O TSE não proibiu, nem permitiu o uso do Twitter para campanhas eleitorais. Apenas deu a ele o mesmo tratamento daquilo que acontece fora da rede.

4/6/2012

Em meio à corrida presidencial de 2010, o então deputado federal Antônio Pedro de Siqueira Índio da Costa, escolhido para ser vice da candidatura de José Serra à Presidência da República naquele, postou em seu Twitter quatro mensagens com o seguinte conteúdo:

[...] A responsabilidade é enorme. Mas conto com seu apoio e com o seu voto. Serra presidente: o Brasil pode mais.

[...] Vou dar tudo de mim, vamos para as ruas eleger Serra presidente.

E…] A mobilização aqui na rede fará diferença, conto com você.

E…] Juntos aqui na rede faremos a diferença.

[...] Conto com você!

A mensagem foi lida por mais de 40 mil pessoas, que seguiam o deputado pela rede. Diante de tal fato, o Ministério Público Eleitoral ajuizou a Representação 182524.

O Ministro Henrique Neves, na época juiz auxiliar do TSE, analisou o conteúdo das mensagens. Para ele, as três últimas frases seriam genéricas e poderiam possuir significados diversos. Já a segunda mensagem poderia ser considerada mera "proposta de atuação pessoal". Somente a primeira configuraria propaganda eleitoral. Assim, como a mensagem foi veiculada antes do início do período de propaganda eleitoral (5 de julho), Indio da Costa foi condenado ao pagamento de multa no valor de R$ 5.000,00 (cinco mil reais).
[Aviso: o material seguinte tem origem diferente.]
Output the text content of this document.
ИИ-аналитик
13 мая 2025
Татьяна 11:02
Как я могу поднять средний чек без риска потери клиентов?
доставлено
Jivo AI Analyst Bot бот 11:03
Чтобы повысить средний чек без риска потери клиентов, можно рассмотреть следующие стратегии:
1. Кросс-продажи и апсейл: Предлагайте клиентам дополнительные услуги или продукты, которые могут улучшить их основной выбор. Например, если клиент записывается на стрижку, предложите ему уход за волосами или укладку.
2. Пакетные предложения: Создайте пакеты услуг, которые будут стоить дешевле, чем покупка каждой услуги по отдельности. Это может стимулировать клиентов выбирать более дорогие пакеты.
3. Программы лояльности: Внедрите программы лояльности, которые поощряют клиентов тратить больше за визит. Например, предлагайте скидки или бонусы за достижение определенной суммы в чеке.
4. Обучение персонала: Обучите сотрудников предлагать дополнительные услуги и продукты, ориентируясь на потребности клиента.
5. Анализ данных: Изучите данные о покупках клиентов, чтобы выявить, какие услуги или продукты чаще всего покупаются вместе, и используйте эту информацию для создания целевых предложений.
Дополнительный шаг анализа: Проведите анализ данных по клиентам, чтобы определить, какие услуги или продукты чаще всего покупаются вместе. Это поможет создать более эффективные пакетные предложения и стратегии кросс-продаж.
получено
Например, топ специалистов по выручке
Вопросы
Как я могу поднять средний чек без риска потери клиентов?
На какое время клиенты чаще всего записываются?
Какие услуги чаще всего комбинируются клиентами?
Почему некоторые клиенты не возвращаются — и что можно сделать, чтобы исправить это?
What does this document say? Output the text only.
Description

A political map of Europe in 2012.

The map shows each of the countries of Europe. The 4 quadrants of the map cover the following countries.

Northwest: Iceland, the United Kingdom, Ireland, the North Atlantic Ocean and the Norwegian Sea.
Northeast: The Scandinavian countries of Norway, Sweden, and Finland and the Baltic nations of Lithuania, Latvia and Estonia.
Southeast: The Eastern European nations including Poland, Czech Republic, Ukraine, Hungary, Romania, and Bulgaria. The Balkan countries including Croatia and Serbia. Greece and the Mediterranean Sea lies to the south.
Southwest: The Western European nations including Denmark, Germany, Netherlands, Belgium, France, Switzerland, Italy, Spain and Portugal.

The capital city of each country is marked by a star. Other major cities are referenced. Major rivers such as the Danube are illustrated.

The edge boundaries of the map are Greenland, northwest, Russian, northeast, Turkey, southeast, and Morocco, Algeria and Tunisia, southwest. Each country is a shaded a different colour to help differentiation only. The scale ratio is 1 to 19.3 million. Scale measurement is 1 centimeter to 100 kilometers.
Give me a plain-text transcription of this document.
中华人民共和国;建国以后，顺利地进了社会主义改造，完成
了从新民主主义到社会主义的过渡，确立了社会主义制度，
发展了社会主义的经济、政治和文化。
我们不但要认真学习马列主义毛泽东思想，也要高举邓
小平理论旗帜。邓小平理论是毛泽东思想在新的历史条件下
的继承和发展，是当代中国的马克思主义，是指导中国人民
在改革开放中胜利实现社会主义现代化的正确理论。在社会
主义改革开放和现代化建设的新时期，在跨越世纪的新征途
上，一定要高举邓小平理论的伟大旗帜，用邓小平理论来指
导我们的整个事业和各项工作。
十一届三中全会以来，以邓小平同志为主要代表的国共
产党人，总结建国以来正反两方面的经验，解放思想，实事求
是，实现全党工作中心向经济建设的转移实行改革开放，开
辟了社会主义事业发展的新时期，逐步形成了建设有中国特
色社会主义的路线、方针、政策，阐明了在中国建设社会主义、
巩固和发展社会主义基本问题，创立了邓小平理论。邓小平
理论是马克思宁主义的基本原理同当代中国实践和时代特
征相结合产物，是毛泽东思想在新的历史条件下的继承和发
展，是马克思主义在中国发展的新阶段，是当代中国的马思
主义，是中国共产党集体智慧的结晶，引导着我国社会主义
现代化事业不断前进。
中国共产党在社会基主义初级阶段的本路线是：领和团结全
Em março deste ano, o TSE concluiu o julgamento do recurso desta decisão e entendeu que ela deveria ser mantida. Votaram pelo reconhecimento da propaganda antecipada os Ministros: Aldir Passarinho Junior (relator), Marcelo Ribeiro, Ricardo Lewandowski e Arnaldo Versiani. Por sua vez, manifestarem-se contrários à manutenção da condenação a Ministra Carmém Lúcia (agora Presidente do TSE) e os Ministros Antônio Dias Tóffoli e Gilson Dipp. O apertado resultado do julgamento não é sem motivos. Compreendamos melhor a questão.

A doutrina eleitoralista costuma dizer que "propaganda eleitoral" é espécie do gênero "propaganda política". Esta, por sua vez, seria dividida em: I. Propaganda partidária (divulgação de ideias do Partido com o fim de cooptar novos integrantes); II. Propaganda Intrapartidária (a realizada por um integrante do Partido, para convencer seus correligionários de que ele é o melhor nome para disputar a eleição) e;III. Propaganda eleitoral (quando partidos e candidatos divulgam propostas, projetos, com a intenção de captar votos para as eleições).

Como ocorre com toda e qualquer manifestação de pensamento, embora não seja possível o controle prévio, também na seara eleitoral é possível a aplicação de sanções àquele que descumpre os limites previstos em lei para o exercício de sua liberdade.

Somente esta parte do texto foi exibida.